The CIO dataset is unique because unlike the data for most investment management executives on Wall Street, the data on CIO compensation is publicly available.

The study compiled data from the Boston Center for Retirement Research and over 150 Freedom of Information Act requests to different states. By combining all these sources, the researchers were able to come up with a set of data that included variables like CIO compensation, investment return, asset allocation and geographic location.

They then used regression analysis to determine that plans in the top quartile of investment returns paid their CIOs approximately $350,000 more than plans in the bottom quartile. These differences appeared significant even when accounting for factors like plan size and geographic location.

“I am very confident in saying that compensation does affect performance as a statistically significant effect,” said Kevin Mullally, an assistant professor of finance at the University of Central Florida who co-authored the study.

The bulk of the performance difference seemed to be attributable to asset allocation, according to the data. In particular, plans in the top quartile of CIO compensation allocated approximately 3.4% more to private equity, 2.4% more to real estate, and 0.8% less to commodities compared to the average plan in the study. The study also found that highly paid CIOs had better return averages within private equity and real estate.

CIOs with better compensation were also found to trade less often and be less prone to the disposition effect, in which investors sell assets that have increased in value and hold assets that have dropped in value. Additionally, those who were paid more were more likely to stay at the same job for a longer period of time, which was also associated with better performance.

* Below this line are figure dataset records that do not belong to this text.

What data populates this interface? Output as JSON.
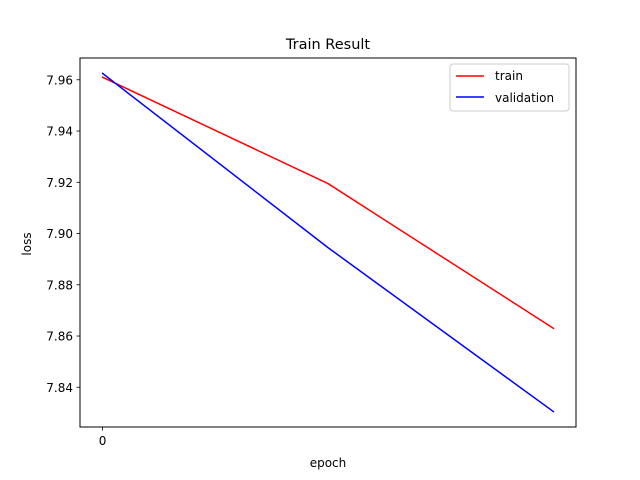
{
  "chart_data": {
    "type": "line",
    "title": "Train Result",
    "xlabel": "epoch",
    "ylabel": "loss",
    "x": [
      0,
      1,
      2
    ],
    "x_ticks": [
      0
    ],
    "x_tick_labels": [
      "0"
    ],
    "xlim": [
      -0.1,
      2.1
    ],
    "ylim": [
      7.8245,
      7.9685
    ],
    "y_ticks": [
      7.84,
      7.86,
      7.88,
      7.9,
      7.92,
      7.94,
      7.96
    ],
    "y_tick_labels": [
      "7.84",
      "7.86",
      "7.88",
      "7.90",
      "7.92",
      "7.94",
      "7.96"
    ],
    "grid": false,
    "legend": "top-right",
    "series": [
      {
        "name": "train",
        "color": "#ff0000",
        "values": [
          7.961,
          7.9195,
          7.863
        ]
      },
      {
        "name": "validation",
        "color": "#0000ff",
        "values": [
          7.9625,
          7.8945,
          7.8305
        ]
      }
    ]
  }
}
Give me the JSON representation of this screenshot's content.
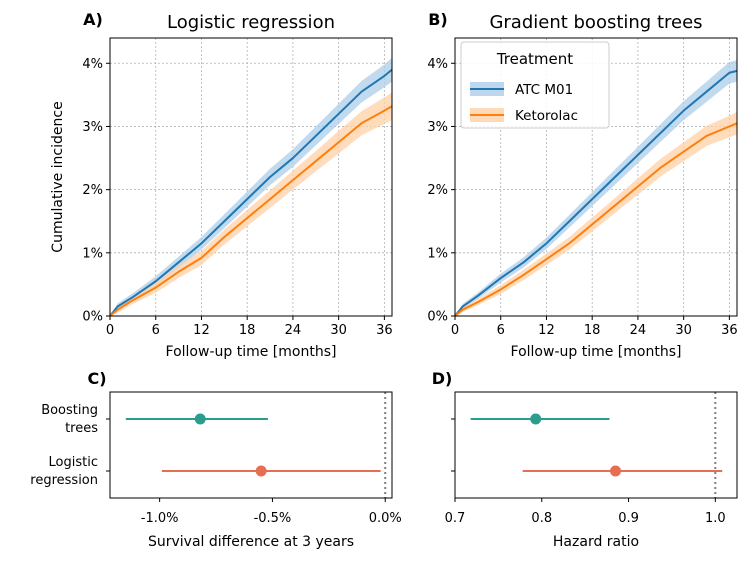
{
  "chart_data": [
    {
      "panel": "A)",
      "type": "line",
      "title": "Logistic regression",
      "xlabel": "Follow-up time [months]",
      "ylabel": "Cumulative incidence",
      "xlim": [
        0,
        37
      ],
      "ylim": [
        0,
        4.4
      ],
      "xticks": [
        "0",
        "6",
        "12",
        "18",
        "24",
        "30",
        "36"
      ],
      "yticks": [
        "0%",
        "1%",
        "2%",
        "3%",
        "4%"
      ],
      "grid": true,
      "series": [
        {
          "name": "ATC M01",
          "color": "#1f77b4",
          "band_color": "#aecde8",
          "x": [
            0,
            1,
            3,
            6,
            9,
            12,
            15,
            18,
            21,
            24,
            27,
            30,
            33,
            36,
            37
          ],
          "y": [
            0,
            0.15,
            0.3,
            0.55,
            0.85,
            1.15,
            1.5,
            1.85,
            2.2,
            2.5,
            2.85,
            3.2,
            3.55,
            3.8,
            3.9
          ],
          "band_halfwidth": [
            0,
            0.05,
            0.06,
            0.08,
            0.09,
            0.1,
            0.11,
            0.12,
            0.13,
            0.14,
            0.15,
            0.16,
            0.17,
            0.18,
            0.19
          ]
        },
        {
          "name": "Ketorolac",
          "color": "#ff7f0e",
          "band_color": "#ffd1a6",
          "x": [
            0,
            1,
            3,
            6,
            9,
            12,
            15,
            18,
            21,
            24,
            27,
            30,
            33,
            36,
            37
          ],
          "y": [
            0,
            0.1,
            0.25,
            0.45,
            0.7,
            0.92,
            1.25,
            1.55,
            1.85,
            2.15,
            2.45,
            2.75,
            3.05,
            3.25,
            3.32
          ],
          "band_halfwidth": [
            0,
            0.05,
            0.06,
            0.08,
            0.1,
            0.11,
            0.12,
            0.13,
            0.14,
            0.15,
            0.16,
            0.18,
            0.19,
            0.21,
            0.22
          ]
        }
      ]
    },
    {
      "panel": "B)",
      "type": "line",
      "title": "Gradient boosting trees",
      "xlabel": "Follow-up time [months]",
      "ylabel": "",
      "xlim": [
        0,
        37
      ],
      "ylim": [
        0,
        4.4
      ],
      "xticks": [
        "0",
        "6",
        "12",
        "18",
        "24",
        "30",
        "36"
      ],
      "yticks": [
        "0%",
        "1%",
        "2%",
        "3%",
        "4%"
      ],
      "grid": true,
      "legend": {
        "title": "Treatment",
        "placement": "top-left"
      },
      "series": [
        {
          "name": "ATC M01",
          "color": "#1f77b4",
          "band_color": "#aecde8",
          "x": [
            0,
            1,
            3,
            6,
            9,
            12,
            15,
            18,
            21,
            24,
            27,
            30,
            33,
            36,
            37
          ],
          "y": [
            0,
            0.15,
            0.32,
            0.6,
            0.85,
            1.15,
            1.5,
            1.85,
            2.2,
            2.55,
            2.9,
            3.25,
            3.55,
            3.85,
            3.88
          ],
          "band_halfwidth": [
            0,
            0.04,
            0.05,
            0.07,
            0.08,
            0.09,
            0.1,
            0.11,
            0.12,
            0.13,
            0.14,
            0.15,
            0.16,
            0.17,
            0.17
          ]
        },
        {
          "name": "Ketorolac",
          "color": "#ff7f0e",
          "band_color": "#ffd1a6",
          "x": [
            0,
            1,
            3,
            6,
            9,
            12,
            15,
            18,
            21,
            24,
            27,
            30,
            33,
            36,
            37
          ],
          "y": [
            0,
            0.1,
            0.22,
            0.42,
            0.65,
            0.9,
            1.15,
            1.45,
            1.75,
            2.05,
            2.35,
            2.6,
            2.85,
            3.0,
            3.05
          ],
          "band_halfwidth": [
            0,
            0.04,
            0.05,
            0.07,
            0.08,
            0.09,
            0.1,
            0.11,
            0.12,
            0.13,
            0.14,
            0.15,
            0.16,
            0.17,
            0.18
          ]
        }
      ]
    },
    {
      "panel": "C)",
      "type": "scatter",
      "title": "",
      "xlabel": "Survival difference at 3 years",
      "ylabel": "",
      "xlim": [
        -1.22,
        0.03
      ],
      "xticks": [
        {
          "value": -1.0,
          "label": "-1.0%"
        },
        {
          "value": -0.5,
          "label": "-0.5%"
        },
        {
          "value": 0.0,
          "label": "0.0%"
        }
      ],
      "categories": [
        "Boosting trees",
        "Logistic regression"
      ],
      "category_lines": [
        [
          "Boosting",
          "trees"
        ],
        [
          "Logistic",
          "regression"
        ]
      ],
      "reference_line": 0.0,
      "points": [
        {
          "category": "Boosting trees",
          "estimate": -0.82,
          "lower": -1.15,
          "upper": -0.52,
          "color": "#2a9d8f"
        },
        {
          "category": "Logistic regression",
          "estimate": -0.55,
          "lower": -0.99,
          "upper": -0.02,
          "color": "#e76f51"
        }
      ]
    },
    {
      "panel": "D)",
      "type": "scatter",
      "title": "",
      "xlabel": "Hazard ratio",
      "ylabel": "",
      "xlim": [
        0.7,
        1.025
      ],
      "xticks": [
        {
          "value": 0.7,
          "label": "0.7"
        },
        {
          "value": 0.8,
          "label": "0.8"
        },
        {
          "value": 0.9,
          "label": "0.9"
        },
        {
          "value": 1.0,
          "label": "1.0"
        }
      ],
      "categories": [
        "Boosting trees",
        "Logistic regression"
      ],
      "reference_line": 1.0,
      "points": [
        {
          "category": "Boosting trees",
          "estimate": 0.793,
          "lower": 0.718,
          "upper": 0.878,
          "color": "#2a9d8f"
        },
        {
          "category": "Logistic regression",
          "estimate": 0.885,
          "lower": 0.778,
          "upper": 1.008,
          "color": "#e76f51"
        }
      ]
    }
  ]
}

One counterintuitive finding in the study was that incentive-based compensation like bonuses seemed to have no effect on CIO performance.

Mullally explained that the best way to understand the statistical technique they used to calculate incentive-based pay’s effectiveness is to imagine two CIOs who make the same amount of money each year. One CIO received all the compensation as part of her base salary while the other CIO received part of his compensation through an incentive-based bonus structure. Ultimately, the economists could determine the effectiveness of the bonuses by seeing if the person paid partly through a bonus had a better performance on average. This was how they discovered that bonuses and incentive-based compensation do not appear to affect performance.

“Initially, that was a bit shocking. It goes against what most people think about when it comes to being effective,” said Mullally.

Nevertheless, Mullally says that as he has spoken to more CIOs, the results have made more sense to him.

“I asked them, suppose I offered you a million dollars if you could generate 2% to 3% higher returns, how exactly would you go about doing that?” said Mullally. “And none of them could really give me a good answer. I mean I suppose theoretically you could work a little bit harder. But most of these guys already work pretty hard.”